Epidemiology and clinical features of interstitial lung disease in patients with rheumatoid arthritis from the JointMan database

Data source

Patient demographics and disease characteristics were retrospectively analyzed after data extraction from the Discus Analytics JointMan database, a large US electronic health record-based dataset initiated in March 2009. The JointMan database includes > 17,000 rheumatology patients covered by commercial, Medicare, or Medicaid insurance. plan. Practices in the following eight states are included: Washington, New York, Oregon, Florida, Georgia, California, Wisconsin and Kentucky. Patient data were collected in rheumatology centers and anonymized prior to analysis. In addition to electronic medical record data, the JointMan user interface collects clinical results recorded by physicians at the time of the encounter.

Patient population

Patients were included if they were ≥ 18 years old at first visit to a rheumatologist participating in the JointMan network, had a provider-selected diagnosis of RA between January 1, 2009 and September 20, 2019, and had ≥ 1 visit after the first visit. visit date. Patients were excluded if their first encounter occurred after RA diagnosis or if they experienced a drug-induced ILD diagnosis [International Classification of Disease, Tenth Revision, Clinical Modification (ICD-10-CM) codes J70.2 and J70.4] at any time during the study period. Patients were assigned to the RA cohort (patients with confirmed RA but no diagnosis of ILD during the study period) or the RA-ILD cohort (patients with a diagnosis of unmedicated ILD on or after the initial diagnosis date of RA). ). The RA index date was defined as the first RA diagnosis date recorded in the JointMan database (provided by the rheumatologist).
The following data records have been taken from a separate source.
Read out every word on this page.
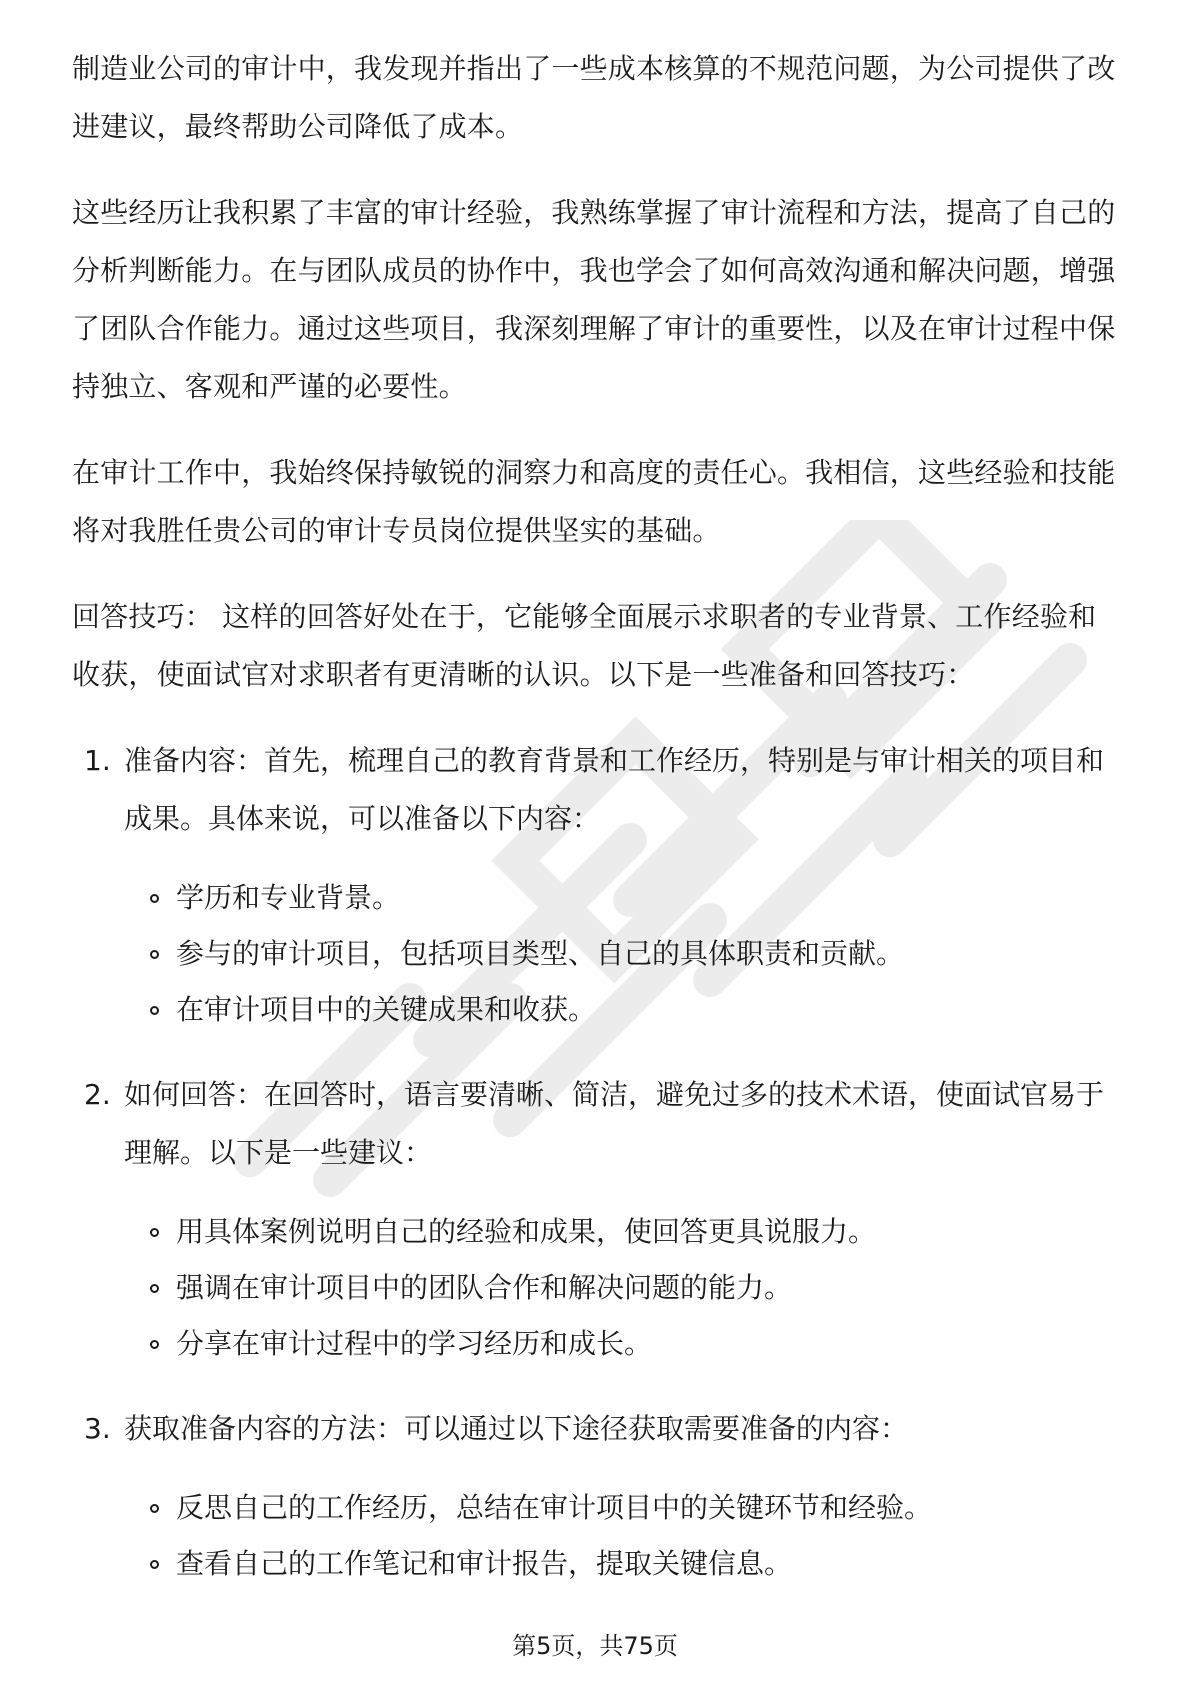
制造业公司的审计中，我发现并指出了一些成本核算的不规范问题，为公司提供了改进建议，最终帮助公司降低了成本。

这些经历让我积累了丰富的审计经验，我熟练掌握了审计流程和方法，提高了自己的分析判断能力。在与团队成员的协作中，我也学会了如何高效沟通和解决问题，增强了团队合作能力。通过这些项目，我深刻理解了审计的重要性，以及在审计过程中保持独立、客观和严谨的必要性。

在审计工作中，我始终保持敏锐的洞察力和高度的责任心。我相信，这些经验和技能将对我胜任贵公司的审计专员岗位提供坚实的基础。

回答技巧： 这样的回答好处在于，它能够全面展示求职者的专业背景、工作经验和收获，使面试官对求职者有更清晰的认识。以下是一些准备和回答技巧：

1. 准备内容：首先，梳理自己的教育背景和工作经历，特别是与审计相关的项目和成果。具体来说，可以准备以下内容：
学历和专业背景。
参与的审计项目，包括项目类型、自己的具体职责和贡献。
在审计项目中的关键成果和收获。
2. 如何回答：在回答时，语言要清晰、简洁，避免过多的技术术语，使面试官易于理解。以下是一些建议：
用具体案例说明自己的经验和成果，使回答更具说服力。
强调在审计项目中的团队合作和解决问题的能力。
分享在审计过程中的学习经历和成长。
3. 获取准备内容的方法：可以通过以下途径获取需要准备的内容：
反思自己的工作经历，总结在审计项目中的关键环节和经验。
查看自己的工作笔记和审计报告，提取关键信息。
第5页，共75页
The total study population consisted of patients followed from the day after the RA index date until the patient’s last encounter date or the end of the study (September 20, 2019), whichever came first. RA was diagnosed according to the ICD, Ninth Revision, CM (ICD-9-CM) code 714.0 and ICD-10-CM codes M05 and M06. ILD was identified by ICD diagnosis codes (ICD-9-CM codes: 516.0, 516.2, 516.3, 516.4, 516.5, 516.8, and 516.9; ICD-10-CM codes: J84.0, J84.1, J84.2, J84 .81, J84.82, J84.83, J84.89 and J84.9) or as indicated by the provider.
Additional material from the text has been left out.